The irony of the pension plan model is that while it was created to provide a way to responsibly and affordably finance retirement benefits, it has turned into a financial catastrophe for many state and local governments.
A study by the Pew Charitable Trusts' Center on the States, released Feb. 18, quantifies the aggregate depth of the pension funding hole in state retirement systems at some $500 billion. The underfunding rises to a total of $1 trillion when unfunded pension liabilities are combined with retiree health-care and other retirement benefit obligations.
Pew notes its calculation underestimates the financial problem because it does not fully reflect the severe investment declines in pension funds suffered in the second half of 2008, before the modest recovery in 2009, or the amortizing practice in valuation that public plans use to account for investment losses or gains over a period of several years.
The severity of the problem in some state and local government plans has been known for many years and predates the market meltdown. The Pew study underscores that the problem has generally only become worse over time. The time has come for state and other public pension plans in chronic severe underfunding to face their retirement financing problem instead of putting it off.

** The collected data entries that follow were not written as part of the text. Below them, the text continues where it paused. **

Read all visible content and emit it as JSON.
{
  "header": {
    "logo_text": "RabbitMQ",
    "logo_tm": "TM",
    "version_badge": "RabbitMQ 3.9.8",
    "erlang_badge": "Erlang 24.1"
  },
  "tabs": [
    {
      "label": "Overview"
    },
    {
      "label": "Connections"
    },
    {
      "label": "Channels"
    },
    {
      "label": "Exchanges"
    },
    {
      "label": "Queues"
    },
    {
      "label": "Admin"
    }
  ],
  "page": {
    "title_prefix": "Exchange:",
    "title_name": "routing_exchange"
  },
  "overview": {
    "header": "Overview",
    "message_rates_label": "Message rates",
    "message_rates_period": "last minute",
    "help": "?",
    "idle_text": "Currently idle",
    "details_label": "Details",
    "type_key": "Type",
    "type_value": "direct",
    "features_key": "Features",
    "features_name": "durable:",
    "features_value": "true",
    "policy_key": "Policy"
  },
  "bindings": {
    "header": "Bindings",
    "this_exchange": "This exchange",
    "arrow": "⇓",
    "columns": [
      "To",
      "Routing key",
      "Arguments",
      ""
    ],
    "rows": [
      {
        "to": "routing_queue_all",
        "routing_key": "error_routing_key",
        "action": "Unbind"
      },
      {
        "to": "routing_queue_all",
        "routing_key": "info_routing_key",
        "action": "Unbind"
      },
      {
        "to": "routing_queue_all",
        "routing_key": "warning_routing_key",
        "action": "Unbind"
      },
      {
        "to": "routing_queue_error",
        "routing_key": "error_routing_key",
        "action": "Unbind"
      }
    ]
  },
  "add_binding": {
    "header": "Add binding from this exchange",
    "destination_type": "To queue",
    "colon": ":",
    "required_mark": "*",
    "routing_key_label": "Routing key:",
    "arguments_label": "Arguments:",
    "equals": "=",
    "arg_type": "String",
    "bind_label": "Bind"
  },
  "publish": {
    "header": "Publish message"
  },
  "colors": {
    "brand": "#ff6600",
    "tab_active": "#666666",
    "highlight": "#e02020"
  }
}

Either state sponsors should commit to a schedule of contributions to bring their systems to close to fully funded status, or they need to replace the current systems with defined contribution plans. Otherwise, they face out-of-control pension liabilities that will make the system unaffordable and either cause broken pension promises or, for constitutionally protected systems, massive taxpayer bailouts, which would likely wreak havoc on state economies.

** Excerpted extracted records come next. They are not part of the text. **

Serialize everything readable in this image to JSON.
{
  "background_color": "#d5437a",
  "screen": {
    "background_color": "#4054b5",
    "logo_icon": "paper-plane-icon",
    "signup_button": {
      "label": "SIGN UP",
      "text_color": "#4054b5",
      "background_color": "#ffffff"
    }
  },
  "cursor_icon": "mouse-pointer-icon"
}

Weak economies like the current one are the worst times to raise contributions. Fully funded pension plans can cushion taxpayers, employers and employees from the need for more contributions in times of falling markets and weak economies. But few public employee systems prepared for such scenarios.
Some states don't have the money, or don't want to commit the money, to fund the necessary contributions and have looked in desperation to the market, or pension obligation bond financing, to bail out their systems. Illinois issued $3.466 billion in bonds to finance its contribution for the fiscal year ending June 30. Illinois still has outstanding almost all of the $10 billion in pension obligation bonds it issued in 2003. The state has paid only $100 million in principal on those bonds. But the combined state systems' underfunding has grown to $70 billion now from $35 billion in 2004.

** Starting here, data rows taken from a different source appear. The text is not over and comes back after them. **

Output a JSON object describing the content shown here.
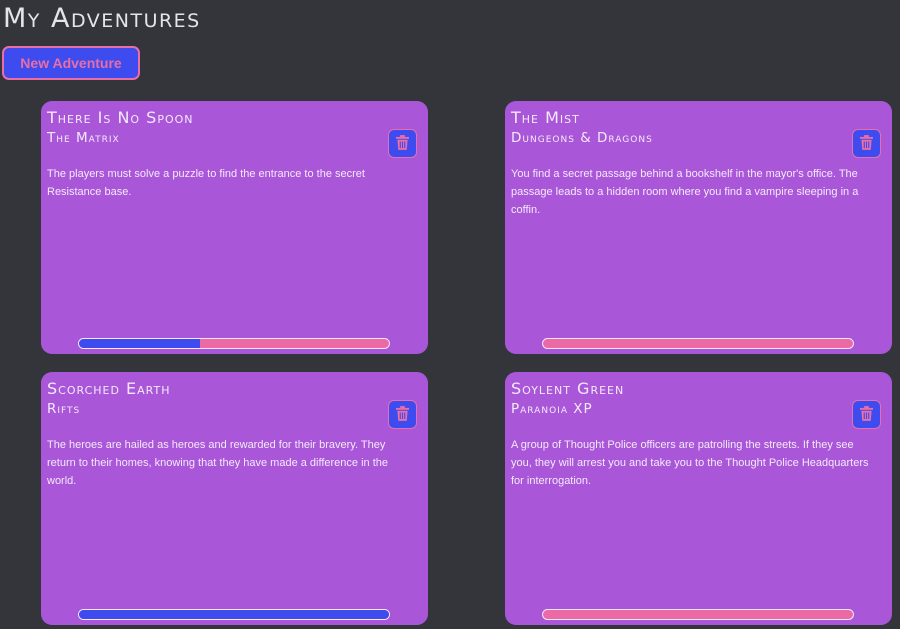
{
  "page": {
    "title": "My Adventures",
    "new_button_label": "New Adventure"
  },
  "colors": {
    "background": "#34353b",
    "card": "#a957d8",
    "accent_blue": "#3d4bef",
    "accent_pink": "#eb6aa6"
  },
  "adventures": [
    {
      "title": "There Is No Spoon",
      "system": "The Matrix",
      "description": "The players must solve a puzzle to find the entrance to the secret Resistance base.",
      "delete_icon": "trash-icon",
      "progress": 0.39
    },
    {
      "title": "The Mist",
      "system": "Dungeons & Dragons",
      "description": "You find a secret passage behind a bookshelf in the mayor's office. The passage leads to a hidden room where you find a vampire sleeping in a coffin.",
      "delete_icon": "trash-icon",
      "progress": 0
    },
    {
      "title": "Scorched Earth",
      "system": "Rifts",
      "description": "The heroes are hailed as heroes and rewarded for their bravery. They return to their homes, knowing that they have made a difference in the world.",
      "delete_icon": "trash-icon",
      "progress": 1
    },
    {
      "title": "Soylent Green",
      "system": "Paranoia XP",
      "description": "A group of Thought Police officers are patrolling the streets. If they see you, they will arrest you and take you to the Thought Police Headquarters for interrogation.",
      "delete_icon": "trash-icon",
      "progress": 0
    }
  ]
}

Fortunately, some systems are facing up to the problem.
Among them, Colorado enacted legislation that raises employer and employee contributions and reduces benefits to help the $35.4 billion Colorado Public Employees' Retirement Association.
The Iowa General Assembly has a bill pending that would raise contributions and lower benefits for the Iowa Public Employees' Retirement System and some other state plans.
A funded defined benefit program is the most cost-efficient way to finance retirement income in the long term, according to studies over the years. But that doesn't mean a defined benefit system is best for all participants. The defined benefit system severely shortchanges employees who do not stay for the vesting period.
Iowa, for instance, seeks to raise vesting to seven years from five. In Iowa, 50% of the teachers stay less than five years, causing them to lose the state part of their contributions, in effect forcing them to help shore up the system, according to Michael L. Fitzgerald, state treasurer.
To extend an argument by Mr. Fitzgerald, states should create optional defined contribution plans to allow shorter-term employees a choice to benefit fully from the state portion of contributions on their behalf. That is a failure of the defined benefit system easily remedied.
The defined benefit model can work if funded honestly and appropriately, benefits kept affordable, assets invested in a long-term risk-appropriate strategy and state officials do not regard it as a piggy bank to be raided periodically when politically expedient.
Four state systems, including the $129.4 billion New York State Common Retirement Fund at 107%, were overfunded, according to the Pew study. Among local governments, the $3.96 billion City of Milwaukee Employees' Retirement System, now 99% funded, expects an actuarial study now under way to find it more than 100% funded.
In short, the model isn't the cause of the underfunding. It is the poor discipline in carrying out a plan to implement the model.